Il faudra veiller à ce que cette mutation technologique soutienne notre cause, celle de la
diversité culturelle.

Tous ces chantiers nous attendent, mais ne doivent pas pour autant peser sur le coeur de
votre métier qui est d’offrir au public – à tous les publics – le plaisir du cinéma. Un plaisir
partagé entre toutes les générations.

J’ai la conviction que nous devons aujourd’hui prêter une attention particulière au jeune
public, vivier des spectateurs de demain. Un vrai programme d’éducation au cinéma, plus
ambitieux que celui dont nous disposons aujourd’hui, devrait voir le jour.
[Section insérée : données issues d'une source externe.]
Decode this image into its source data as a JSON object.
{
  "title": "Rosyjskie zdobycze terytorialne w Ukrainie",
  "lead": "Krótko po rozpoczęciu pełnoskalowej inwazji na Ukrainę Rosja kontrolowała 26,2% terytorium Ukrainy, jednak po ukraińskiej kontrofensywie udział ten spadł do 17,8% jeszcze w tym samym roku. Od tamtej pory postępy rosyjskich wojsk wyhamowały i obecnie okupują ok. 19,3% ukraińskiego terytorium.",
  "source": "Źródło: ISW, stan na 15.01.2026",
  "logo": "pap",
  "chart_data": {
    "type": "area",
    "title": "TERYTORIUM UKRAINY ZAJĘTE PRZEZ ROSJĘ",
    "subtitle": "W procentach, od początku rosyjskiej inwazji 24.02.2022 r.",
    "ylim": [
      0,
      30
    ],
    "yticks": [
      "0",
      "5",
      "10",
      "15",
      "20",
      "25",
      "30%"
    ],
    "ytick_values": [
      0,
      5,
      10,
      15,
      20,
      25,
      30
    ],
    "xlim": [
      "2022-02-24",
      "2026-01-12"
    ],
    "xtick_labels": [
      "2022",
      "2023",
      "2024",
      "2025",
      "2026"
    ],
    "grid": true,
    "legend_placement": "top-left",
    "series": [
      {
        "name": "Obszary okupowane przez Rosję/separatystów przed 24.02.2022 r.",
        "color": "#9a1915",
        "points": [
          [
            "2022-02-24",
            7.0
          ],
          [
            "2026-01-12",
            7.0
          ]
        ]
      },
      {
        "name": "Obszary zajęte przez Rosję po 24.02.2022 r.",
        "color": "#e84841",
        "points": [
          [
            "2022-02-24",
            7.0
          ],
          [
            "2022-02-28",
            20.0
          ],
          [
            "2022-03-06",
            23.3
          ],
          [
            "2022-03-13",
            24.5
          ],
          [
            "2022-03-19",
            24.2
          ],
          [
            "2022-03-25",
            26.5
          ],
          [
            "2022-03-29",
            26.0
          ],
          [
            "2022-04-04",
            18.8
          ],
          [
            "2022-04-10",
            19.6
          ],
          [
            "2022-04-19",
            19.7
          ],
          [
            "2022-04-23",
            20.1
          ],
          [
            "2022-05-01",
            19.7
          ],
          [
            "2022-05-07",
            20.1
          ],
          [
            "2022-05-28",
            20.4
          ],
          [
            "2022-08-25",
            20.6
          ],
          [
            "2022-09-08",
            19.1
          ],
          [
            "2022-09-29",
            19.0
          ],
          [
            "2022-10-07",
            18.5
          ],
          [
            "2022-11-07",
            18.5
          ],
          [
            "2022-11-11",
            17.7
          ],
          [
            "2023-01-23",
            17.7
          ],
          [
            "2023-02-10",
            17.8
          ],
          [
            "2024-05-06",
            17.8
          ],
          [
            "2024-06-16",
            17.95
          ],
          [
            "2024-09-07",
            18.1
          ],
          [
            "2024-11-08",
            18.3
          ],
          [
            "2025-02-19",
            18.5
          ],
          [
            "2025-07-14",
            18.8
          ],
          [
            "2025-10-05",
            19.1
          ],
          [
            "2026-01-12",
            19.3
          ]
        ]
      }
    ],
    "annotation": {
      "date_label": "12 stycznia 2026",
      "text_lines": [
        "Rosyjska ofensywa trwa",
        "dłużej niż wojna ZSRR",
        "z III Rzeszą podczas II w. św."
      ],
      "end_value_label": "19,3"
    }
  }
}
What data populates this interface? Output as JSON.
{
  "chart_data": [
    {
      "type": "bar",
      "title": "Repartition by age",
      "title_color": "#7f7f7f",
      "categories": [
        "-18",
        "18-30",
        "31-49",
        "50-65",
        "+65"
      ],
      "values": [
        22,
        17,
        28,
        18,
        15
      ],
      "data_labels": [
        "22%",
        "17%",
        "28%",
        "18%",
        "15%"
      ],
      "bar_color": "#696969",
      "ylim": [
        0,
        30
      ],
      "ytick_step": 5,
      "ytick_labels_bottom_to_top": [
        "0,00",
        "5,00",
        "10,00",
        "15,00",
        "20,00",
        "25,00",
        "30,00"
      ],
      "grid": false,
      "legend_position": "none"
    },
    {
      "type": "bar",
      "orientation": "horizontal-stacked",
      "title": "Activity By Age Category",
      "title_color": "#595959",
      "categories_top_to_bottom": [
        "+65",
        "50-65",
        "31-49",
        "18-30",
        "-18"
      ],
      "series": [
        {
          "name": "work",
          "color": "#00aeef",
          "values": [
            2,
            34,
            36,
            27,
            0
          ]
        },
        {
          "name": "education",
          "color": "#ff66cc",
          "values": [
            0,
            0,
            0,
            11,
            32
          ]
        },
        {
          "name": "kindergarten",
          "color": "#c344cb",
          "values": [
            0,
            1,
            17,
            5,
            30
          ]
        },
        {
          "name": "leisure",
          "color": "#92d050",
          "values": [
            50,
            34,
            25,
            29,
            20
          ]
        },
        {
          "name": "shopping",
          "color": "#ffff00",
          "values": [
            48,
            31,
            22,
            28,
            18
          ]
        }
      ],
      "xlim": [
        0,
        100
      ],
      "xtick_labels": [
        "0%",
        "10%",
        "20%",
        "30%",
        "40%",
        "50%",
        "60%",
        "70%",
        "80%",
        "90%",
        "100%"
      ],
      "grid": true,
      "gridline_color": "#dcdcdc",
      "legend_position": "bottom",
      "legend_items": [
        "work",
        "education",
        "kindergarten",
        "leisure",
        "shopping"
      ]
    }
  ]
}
Je me suis
récemment entretenu de cette question avec mon collègue François Fillon, et nous sommes
convenus d’amplifier et de renforcer les initiatives favorisant la découverte des films en salles
par les publics scolaires. Les opérations « Ecole, Collège et Lycée au cinéma » doivent être
non seulement poursuivies mais étendues – voire prolongées par d’autres initiatives. Et j’ai
suggéré au Ministre de l’éducation nationale une meilleure coordination de ces programmes
entre nos deux ministères, à travers la nomination d’un responsable à l’éducation nationale.
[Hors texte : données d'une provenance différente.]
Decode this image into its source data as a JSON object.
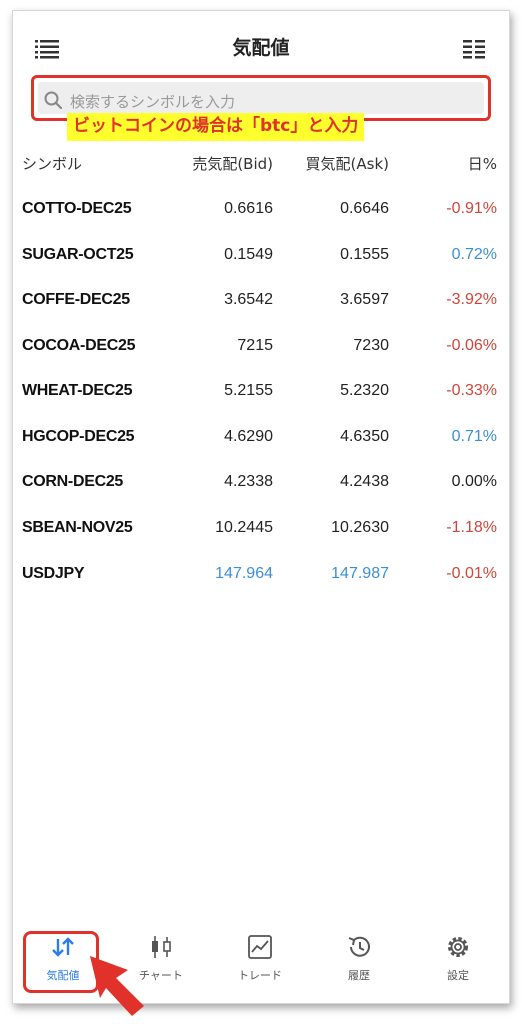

Je sais que vous avez la préoccupation constante de communiquer auprès de votre public,
et notamment des plus jeunes.

Je tiens à féliciter le président Jean Labé et ses équipes pour le très beau travail de
promotion du cinéma effectué cet année par la Fédération, notamment à l’occasion du
Printemps du cinéma et du 20ème anniversaire de la Fête du cinéma, qui ont été de réels
succès. Je pense aussi à la nouvelle opération destinée à promouvoir les films de la rentrée
cinématographique, avec un million de DVD de bandes-annonces offerts au public. Enfin, je
sais que demain, ici même, avec la collaboration de vos collègues distributeurs, et
l’engagement actif de Marin Karmitz, Président de la Fédération nationale des distributeurs
de films, vous allez permettre à tous les participants du Congrès de voir bandes-annonces et
premières images de presque tous les films qui passeront sur les écrans ces prochains mois.
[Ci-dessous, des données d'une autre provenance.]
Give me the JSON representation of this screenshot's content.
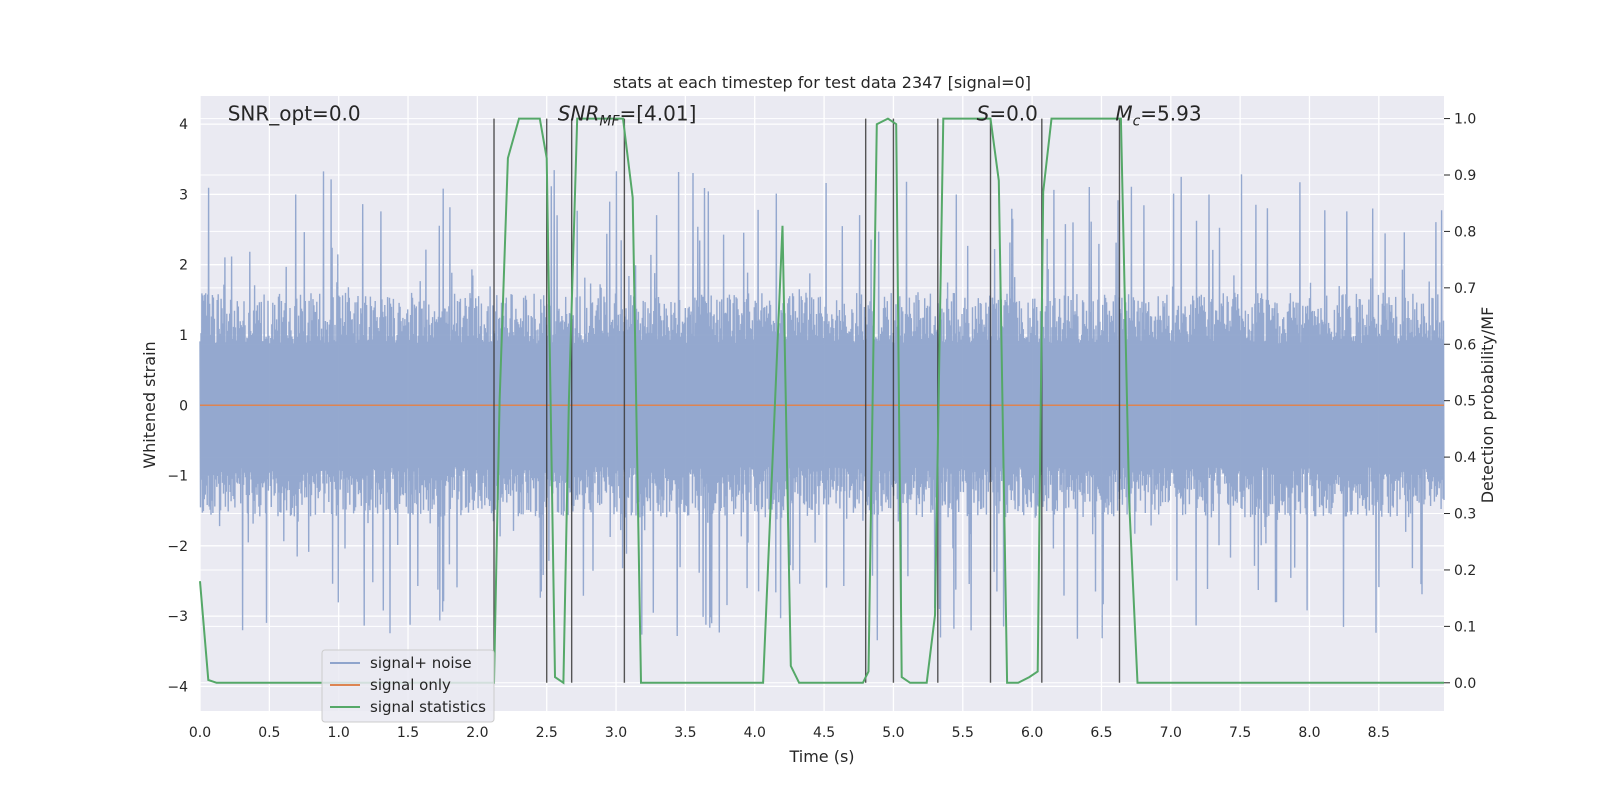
{
  "chart_data": {
    "type": "line",
    "title": "stats at each timestep for test data 2347 [signal=0]",
    "xlabel": "Time (s)",
    "ylabel_left": "Whitened strain",
    "ylabel_right": "Detection probability/MF",
    "xlim": [
      0.0,
      8.97
    ],
    "ylim_left": [
      -4.35,
      4.4
    ],
    "ylim_right": [
      -0.05,
      1.04
    ],
    "x_ticks": [
      0.0,
      0.5,
      1.0,
      1.5,
      2.0,
      2.5,
      3.0,
      3.5,
      4.0,
      4.5,
      5.0,
      5.5,
      6.0,
      6.5,
      7.0,
      7.5,
      8.0,
      8.5
    ],
    "x_tick_labels": [
      "0.0",
      "0.5",
      "1.0",
      "1.5",
      "2.0",
      "2.5",
      "3.0",
      "3.5",
      "4.0",
      "4.5",
      "5.0",
      "5.5",
      "6.0",
      "6.5",
      "7.0",
      "7.5",
      "8.0",
      "8.5"
    ],
    "y_left_ticks": [
      -4,
      -3,
      -2,
      -1,
      0,
      1,
      2,
      3,
      4
    ],
    "y_left_tick_labels": [
      "−4",
      "−3",
      "−2",
      "−1",
      "0",
      "1",
      "2",
      "3",
      "4"
    ],
    "y_right_ticks": [
      0.0,
      0.1,
      0.2,
      0.3,
      0.4,
      0.5,
      0.6,
      0.7,
      0.8,
      0.9,
      1.0
    ],
    "y_right_tick_labels": [
      "0.0",
      "0.1",
      "0.2",
      "0.3",
      "0.4",
      "0.5",
      "0.6",
      "0.7",
      "0.8",
      "0.9",
      "1.0"
    ],
    "grid": true,
    "legend": {
      "placement": "lower-left",
      "entries": [
        {
          "label": "signal+ noise",
          "color": "#8fa4cc"
        },
        {
          "label": "signal only",
          "color": "#dd8452"
        },
        {
          "label": "signal statistics",
          "color": "#55a868"
        }
      ]
    },
    "annotations": [
      {
        "text": "SNR_opt=0.0",
        "x": 0.2,
        "y": 4.05
      },
      {
        "text": "SNR_MF=[4.01]",
        "x": 2.58,
        "y": 4.05
      },
      {
        "text": "S=0.0",
        "x": 5.6,
        "y": 4.05
      },
      {
        "text": "M_c=5.93",
        "x": 6.6,
        "y": 4.05
      }
    ],
    "series": [
      {
        "name": "signal+ noise",
        "color": "#8fa4cc",
        "axis": "left",
        "description": "dense whitened noise, core band about ±1.6, peaks up to about ±3.3",
        "noise_band": [
          -1.6,
          1.6
        ],
        "peak_range": [
          -3.95,
          3.35
        ]
      },
      {
        "name": "signal only",
        "color": "#dd8452",
        "axis": "left",
        "x": [
          0.0,
          8.97
        ],
        "y": [
          0.0,
          0.0
        ]
      },
      {
        "name": "signal statistics",
        "color": "#55a868",
        "axis": "right",
        "x": [
          0.0,
          0.06,
          0.12,
          0.4,
          1.0,
          1.6,
          2.05,
          2.12,
          2.16,
          2.22,
          2.3,
          2.45,
          2.5,
          2.56,
          2.62,
          2.66,
          2.72,
          2.8,
          3.0,
          3.05,
          3.12,
          3.18,
          3.5,
          4.06,
          4.2,
          4.26,
          4.32,
          4.6,
          4.78,
          4.82,
          4.88,
          4.96,
          5.02,
          5.06,
          5.12,
          5.24,
          5.3,
          5.36,
          5.65,
          5.7,
          5.76,
          5.82,
          5.9,
          5.98,
          6.04,
          6.08,
          6.14,
          6.2,
          6.6,
          6.64,
          6.7,
          6.76,
          7.0,
          8.0,
          8.97
        ],
        "y": [
          0.18,
          0.005,
          0.0,
          0.0,
          0.0,
          0.0,
          0.0,
          0.0,
          0.5,
          0.93,
          1.0,
          1.0,
          0.93,
          0.01,
          0.0,
          0.5,
          1.0,
          1.0,
          1.0,
          1.0,
          0.86,
          0.0,
          0.0,
          0.0,
          0.81,
          0.03,
          0.0,
          0.0,
          0.0,
          0.02,
          0.99,
          1.0,
          0.99,
          0.01,
          0.0,
          0.0,
          0.12,
          1.0,
          1.0,
          1.0,
          0.89,
          0.0,
          0.0,
          0.01,
          0.02,
          0.87,
          1.0,
          1.0,
          1.0,
          1.0,
          0.32,
          0.0,
          0.0,
          0.0,
          0.0
        ]
      }
    ],
    "vertical_markers": {
      "color": "#3a3a3a",
      "x": [
        2.12,
        2.5,
        2.68,
        3.06,
        4.8,
        5.0,
        5.32,
        5.7,
        6.07,
        6.63
      ]
    }
  }
}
C’est un relais précieux de notoriété pour bon nombre d’entre eux.

Je suis convaincu – car la rumeur positive sur certains de ces films est venue jusqu’à moi –
que 2004 nous laissera la mémoire d’une bonne année cinématographique. Je forme donc
avec vous le voeu que nous puissions, en début d’année prochaine, constater que toutes les
conditions sont désormais réunies pour retrouver un niveau de fréquentation des salles que
nous n’avions pas connu depuis de nombreuses années et qui redonne au cinéma son statut
de spectacle offert au plus grand nombre. Ce serait la marque du succès des efforts
conjugués de tous ceux qui pensent – et je suis de ceux-là – que la création
cinématographique dans sa pluralité, dans la diversité, dans la liberté, est l’une des
expressions les plus précieuses de notre culture.

Je vous remercie de votre attention et vous souhaite d’excellents travaux.